El infierno son los otros, especialmente, si son muchos. Asciende ya a veinte el número de fallecidos por pisotones y aplastamientos durante la Love Parade celebrada en Duisburg. Vaya por delante que no es posible poner ‘desfile’ y ‘amor’ en la misma frase sin riesgo de que se desate una pelea tabernaria en su seno.
Como es habitual en estos casos, cada día aparecen más voces que ya sabían que todo esto podía pasar. Los últimos en incorporarse a la lista han sido el jefe de la Policía local y el alcalde de una población vecina.
Las imágenes del Desfile del Amor que emiten las televisiones parecen más propias del entierro de Jomeini o de las peregrinaciones a La Meca que de una fiesta en el corazón de Europa.
Su contemplación invita a sospechar que a partir de un cierto número de personas en un determinado espacio la masa deja de ser la suma de todos los que la conforman para convertirse en algo distinto y con vida propia en el que unos se lapidan a otros con sus propios cuerpos.

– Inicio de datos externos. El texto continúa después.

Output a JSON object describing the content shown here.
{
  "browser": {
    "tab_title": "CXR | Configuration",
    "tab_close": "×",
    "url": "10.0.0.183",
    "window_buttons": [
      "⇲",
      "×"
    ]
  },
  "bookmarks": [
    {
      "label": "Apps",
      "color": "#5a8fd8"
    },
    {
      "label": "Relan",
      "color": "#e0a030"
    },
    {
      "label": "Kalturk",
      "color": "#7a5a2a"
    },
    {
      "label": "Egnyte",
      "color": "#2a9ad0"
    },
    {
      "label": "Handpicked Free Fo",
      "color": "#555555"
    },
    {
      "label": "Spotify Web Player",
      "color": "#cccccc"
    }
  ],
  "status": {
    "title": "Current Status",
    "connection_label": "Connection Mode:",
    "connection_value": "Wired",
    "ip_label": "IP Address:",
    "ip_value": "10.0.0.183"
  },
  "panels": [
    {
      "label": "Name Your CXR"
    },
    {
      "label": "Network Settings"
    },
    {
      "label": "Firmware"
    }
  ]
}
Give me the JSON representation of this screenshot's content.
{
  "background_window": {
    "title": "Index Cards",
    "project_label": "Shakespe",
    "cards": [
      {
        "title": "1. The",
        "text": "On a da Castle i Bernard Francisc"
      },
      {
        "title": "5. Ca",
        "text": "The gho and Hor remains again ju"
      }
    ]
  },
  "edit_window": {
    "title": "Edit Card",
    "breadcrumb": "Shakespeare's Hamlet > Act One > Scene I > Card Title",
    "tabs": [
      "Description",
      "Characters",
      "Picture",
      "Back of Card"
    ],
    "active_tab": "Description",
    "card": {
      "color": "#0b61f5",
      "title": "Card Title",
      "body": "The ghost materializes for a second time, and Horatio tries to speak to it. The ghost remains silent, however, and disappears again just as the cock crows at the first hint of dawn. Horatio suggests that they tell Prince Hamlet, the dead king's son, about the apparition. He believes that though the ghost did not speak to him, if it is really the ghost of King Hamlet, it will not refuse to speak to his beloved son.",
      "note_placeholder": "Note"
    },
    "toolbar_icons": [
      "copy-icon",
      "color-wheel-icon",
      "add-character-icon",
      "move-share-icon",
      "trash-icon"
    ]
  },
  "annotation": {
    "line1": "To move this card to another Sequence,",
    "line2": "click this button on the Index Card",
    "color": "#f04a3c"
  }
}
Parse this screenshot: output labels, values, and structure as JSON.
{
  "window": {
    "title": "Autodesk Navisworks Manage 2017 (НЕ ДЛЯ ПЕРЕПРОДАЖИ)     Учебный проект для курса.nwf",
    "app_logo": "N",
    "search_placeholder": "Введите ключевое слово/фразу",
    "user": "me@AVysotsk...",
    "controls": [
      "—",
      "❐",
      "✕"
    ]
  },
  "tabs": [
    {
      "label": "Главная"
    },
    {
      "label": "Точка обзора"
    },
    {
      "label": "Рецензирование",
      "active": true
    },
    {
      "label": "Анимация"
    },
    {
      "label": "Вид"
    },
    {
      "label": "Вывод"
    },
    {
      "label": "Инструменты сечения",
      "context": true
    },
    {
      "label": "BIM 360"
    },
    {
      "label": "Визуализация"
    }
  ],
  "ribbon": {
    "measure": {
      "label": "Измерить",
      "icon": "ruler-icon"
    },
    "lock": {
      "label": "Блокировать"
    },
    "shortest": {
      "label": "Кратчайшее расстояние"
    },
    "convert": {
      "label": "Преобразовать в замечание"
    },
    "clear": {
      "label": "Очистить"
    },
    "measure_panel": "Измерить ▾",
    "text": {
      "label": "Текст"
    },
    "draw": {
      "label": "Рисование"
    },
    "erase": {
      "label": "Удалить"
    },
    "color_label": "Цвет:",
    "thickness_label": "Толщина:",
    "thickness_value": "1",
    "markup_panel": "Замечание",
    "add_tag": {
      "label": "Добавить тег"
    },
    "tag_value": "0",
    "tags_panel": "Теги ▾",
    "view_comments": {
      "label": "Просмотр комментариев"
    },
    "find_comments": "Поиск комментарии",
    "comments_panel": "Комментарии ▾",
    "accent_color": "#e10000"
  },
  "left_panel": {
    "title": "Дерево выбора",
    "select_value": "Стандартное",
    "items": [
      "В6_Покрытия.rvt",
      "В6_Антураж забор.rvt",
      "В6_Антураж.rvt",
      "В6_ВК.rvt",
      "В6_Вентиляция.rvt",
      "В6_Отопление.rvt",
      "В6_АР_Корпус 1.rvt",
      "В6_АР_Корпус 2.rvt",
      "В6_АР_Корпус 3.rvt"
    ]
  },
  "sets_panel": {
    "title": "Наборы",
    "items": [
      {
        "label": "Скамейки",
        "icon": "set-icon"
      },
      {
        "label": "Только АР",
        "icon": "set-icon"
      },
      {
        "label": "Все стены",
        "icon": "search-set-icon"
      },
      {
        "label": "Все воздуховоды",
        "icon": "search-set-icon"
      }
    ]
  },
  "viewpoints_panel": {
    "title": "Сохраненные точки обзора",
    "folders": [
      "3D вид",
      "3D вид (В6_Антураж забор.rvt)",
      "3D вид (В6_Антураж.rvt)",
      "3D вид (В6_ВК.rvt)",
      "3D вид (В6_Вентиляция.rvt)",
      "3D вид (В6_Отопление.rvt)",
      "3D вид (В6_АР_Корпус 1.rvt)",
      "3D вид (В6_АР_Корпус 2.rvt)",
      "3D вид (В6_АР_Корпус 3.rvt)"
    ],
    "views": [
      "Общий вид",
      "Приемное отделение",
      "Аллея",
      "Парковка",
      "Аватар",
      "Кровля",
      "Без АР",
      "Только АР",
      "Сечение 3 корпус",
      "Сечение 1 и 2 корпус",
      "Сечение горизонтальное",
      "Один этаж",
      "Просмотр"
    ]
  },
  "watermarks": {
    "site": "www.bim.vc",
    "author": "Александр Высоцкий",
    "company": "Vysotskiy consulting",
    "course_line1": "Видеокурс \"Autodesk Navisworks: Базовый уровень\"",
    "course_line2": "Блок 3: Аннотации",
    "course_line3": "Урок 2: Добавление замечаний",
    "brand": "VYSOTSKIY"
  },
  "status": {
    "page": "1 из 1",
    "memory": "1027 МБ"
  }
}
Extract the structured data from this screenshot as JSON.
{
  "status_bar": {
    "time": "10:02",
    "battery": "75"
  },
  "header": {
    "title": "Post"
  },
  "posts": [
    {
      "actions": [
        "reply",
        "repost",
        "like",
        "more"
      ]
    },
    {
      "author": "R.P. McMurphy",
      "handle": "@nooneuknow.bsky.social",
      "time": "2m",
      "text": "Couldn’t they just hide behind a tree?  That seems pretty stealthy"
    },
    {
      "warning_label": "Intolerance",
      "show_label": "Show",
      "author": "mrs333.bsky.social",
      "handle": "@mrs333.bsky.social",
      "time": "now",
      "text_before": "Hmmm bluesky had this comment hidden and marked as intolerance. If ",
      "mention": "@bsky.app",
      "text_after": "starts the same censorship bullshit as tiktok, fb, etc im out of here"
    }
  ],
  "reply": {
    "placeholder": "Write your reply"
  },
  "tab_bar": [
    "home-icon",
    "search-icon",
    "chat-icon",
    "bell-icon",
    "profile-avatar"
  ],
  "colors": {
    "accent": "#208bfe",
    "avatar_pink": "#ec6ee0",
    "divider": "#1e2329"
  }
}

A día de hoy, ya no tiene nada de raro morir en medio de una muchedumbre, con un borracho bailando a escasos metros y otro grabándolo todo por el móvil.
El otro rasgo que define el carácter postmoderno de esta tragedia con tintes medievalistas es que el recuento de muertos y heridos no impidió que la fiesta se celebrara con total normalidad y hasta el final.
Unos alegarán que no sabían nada y otros, que se decidió seguir adelante para evitar daños mayores, pero probablemente la respuesta correcta se encuentre en aquella final de fútbol disputada en Heysel hace 25 años, con 39 cadáveres aún calientes en el campo y un ligero retraso sobre el horario previsto.
Aquí las muertes nunca han interrumpido una celebración, así fueran en atentado. La circunstancia sí sirvió para alumbrar teorías más o menos audaces sobre los síntomas que aquejan a una sociedad enferma. Si de verdad las cosas son asi, parece que ha llegado el momento de hablar de pandemia universal.